Özellikle ABD ve yeni Suriye yönetiminin üzerinde çalıştığı müzakere çabalarının ve şu anda PKK'ya bağlı örgütlerin güvenli bir şekilde dağıtılması ve son dönemde Türk tarafıyla iyi ilişkiler içerisinde olan Irak Kürdistan Bölgesel yönetiminin başarısız olması durumunda, Türkiye'nin SDG'ye karşı geniş kapsamlı bir kara harekâtıyla askeri müdahalede bulunması senaryosu hâlâ muhtemeldir. Irak Kürdistan Bölgesel yönetimi, PKK'nın Suriye'deki Kürt siyasi güçlerinden ayrılması için yoğun bir şekilde çalışmakta ve Suriye Kürt ulusal güçlerinin saflarını yeni devletin inşasına katılacak şekilde tek bir blok halinde birleştirmeye çabalamaktadır.

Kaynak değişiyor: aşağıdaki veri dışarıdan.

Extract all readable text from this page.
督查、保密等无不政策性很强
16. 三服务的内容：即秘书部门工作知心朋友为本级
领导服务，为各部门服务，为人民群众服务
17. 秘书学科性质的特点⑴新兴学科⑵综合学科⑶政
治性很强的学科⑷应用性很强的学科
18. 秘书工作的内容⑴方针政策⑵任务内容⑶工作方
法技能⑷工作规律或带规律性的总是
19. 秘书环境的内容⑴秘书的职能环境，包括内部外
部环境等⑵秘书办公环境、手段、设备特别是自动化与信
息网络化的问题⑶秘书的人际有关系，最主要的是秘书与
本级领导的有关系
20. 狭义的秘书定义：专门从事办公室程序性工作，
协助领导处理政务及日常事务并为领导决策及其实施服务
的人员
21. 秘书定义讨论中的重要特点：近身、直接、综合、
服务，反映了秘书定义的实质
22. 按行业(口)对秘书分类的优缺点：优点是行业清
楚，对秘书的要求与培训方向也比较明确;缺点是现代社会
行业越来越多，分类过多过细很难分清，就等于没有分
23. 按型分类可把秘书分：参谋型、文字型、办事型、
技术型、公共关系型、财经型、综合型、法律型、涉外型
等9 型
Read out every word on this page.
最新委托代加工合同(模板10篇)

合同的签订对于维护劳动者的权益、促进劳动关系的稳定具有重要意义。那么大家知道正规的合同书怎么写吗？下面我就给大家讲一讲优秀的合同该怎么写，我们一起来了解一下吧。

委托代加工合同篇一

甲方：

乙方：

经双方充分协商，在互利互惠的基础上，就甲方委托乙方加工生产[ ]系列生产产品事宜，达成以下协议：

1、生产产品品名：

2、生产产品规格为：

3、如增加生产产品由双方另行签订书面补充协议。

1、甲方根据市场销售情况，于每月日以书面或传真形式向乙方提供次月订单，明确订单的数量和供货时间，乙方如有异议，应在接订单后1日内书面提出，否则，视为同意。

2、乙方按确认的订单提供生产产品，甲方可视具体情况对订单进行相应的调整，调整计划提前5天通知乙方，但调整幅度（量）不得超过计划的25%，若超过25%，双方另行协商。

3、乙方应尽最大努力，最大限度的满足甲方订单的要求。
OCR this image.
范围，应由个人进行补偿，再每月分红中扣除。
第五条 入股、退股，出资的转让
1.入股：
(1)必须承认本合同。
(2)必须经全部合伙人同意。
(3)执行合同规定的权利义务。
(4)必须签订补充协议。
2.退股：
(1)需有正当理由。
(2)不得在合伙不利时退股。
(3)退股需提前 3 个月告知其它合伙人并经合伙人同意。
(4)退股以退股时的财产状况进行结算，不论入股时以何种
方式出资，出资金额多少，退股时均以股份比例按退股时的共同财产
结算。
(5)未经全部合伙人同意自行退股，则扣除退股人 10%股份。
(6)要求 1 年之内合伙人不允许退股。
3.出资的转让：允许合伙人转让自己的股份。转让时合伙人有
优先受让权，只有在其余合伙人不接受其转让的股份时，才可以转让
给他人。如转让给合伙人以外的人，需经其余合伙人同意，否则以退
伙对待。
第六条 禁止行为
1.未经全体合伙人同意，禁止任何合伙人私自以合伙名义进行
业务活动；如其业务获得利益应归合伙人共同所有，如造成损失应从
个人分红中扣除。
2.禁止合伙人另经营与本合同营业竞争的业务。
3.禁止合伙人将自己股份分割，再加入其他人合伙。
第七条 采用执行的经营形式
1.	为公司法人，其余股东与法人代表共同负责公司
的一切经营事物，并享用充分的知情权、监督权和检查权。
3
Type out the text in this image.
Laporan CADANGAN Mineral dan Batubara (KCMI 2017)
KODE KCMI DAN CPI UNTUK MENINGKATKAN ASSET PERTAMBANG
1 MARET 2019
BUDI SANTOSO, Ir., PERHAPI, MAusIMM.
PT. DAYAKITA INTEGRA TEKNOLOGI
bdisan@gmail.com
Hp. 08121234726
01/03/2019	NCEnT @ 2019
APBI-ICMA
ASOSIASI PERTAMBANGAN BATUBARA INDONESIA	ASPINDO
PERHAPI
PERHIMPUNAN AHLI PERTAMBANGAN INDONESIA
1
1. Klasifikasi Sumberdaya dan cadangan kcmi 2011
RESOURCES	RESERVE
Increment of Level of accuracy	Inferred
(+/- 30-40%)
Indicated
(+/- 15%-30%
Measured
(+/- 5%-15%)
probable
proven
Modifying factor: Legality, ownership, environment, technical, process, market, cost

Ancak her halükârda, mevcut gerçeklik, yerel ve uluslararası aktörlerin pozisyonları, SDG’nin kaderinin, Suriye topraklarındaki diğer askeri grupların kaderinden farklı olmayacağını göstermektedir. SDG'nin durumu, bölgesel veya etnik bir ayrıcalık gözetilmeksizin bu temelde ele alınmaktadır. Ancak SDG'nin kontrol ettiği alanların önemi ve IŞİD hücrelerinin varlığını sürdürmesi, PKK'nın bölge üzerindeki kontrolü ve bununla ilişkili güvenlik sorunları nedeniyle oluşan güvenlik hassasiyetleri ve SDG bünyesindeki bazı güvenlik birimleri tarafından yürütülen terörle mücadele operasyonlarındaki yerel ortaklık rolü, SDG'nin bu alanlar üzerindeki kontrolü meselesinin çözümünün daha uzun sürmesine neden olmakta, bölgesel ve uluslararası koordinasyon, mutabakat ve çabayı gerektirmektedir. Bu durum, SDG'ye söz konusu oluşumları koruyacak veya bunların uluslararası koalisyon güçleri ve Türkiye tarafından kabul edilebilir eş değer oluşumlara dönüştürülmesini sağlayacak işlevsel bir özellik kazandırabilir.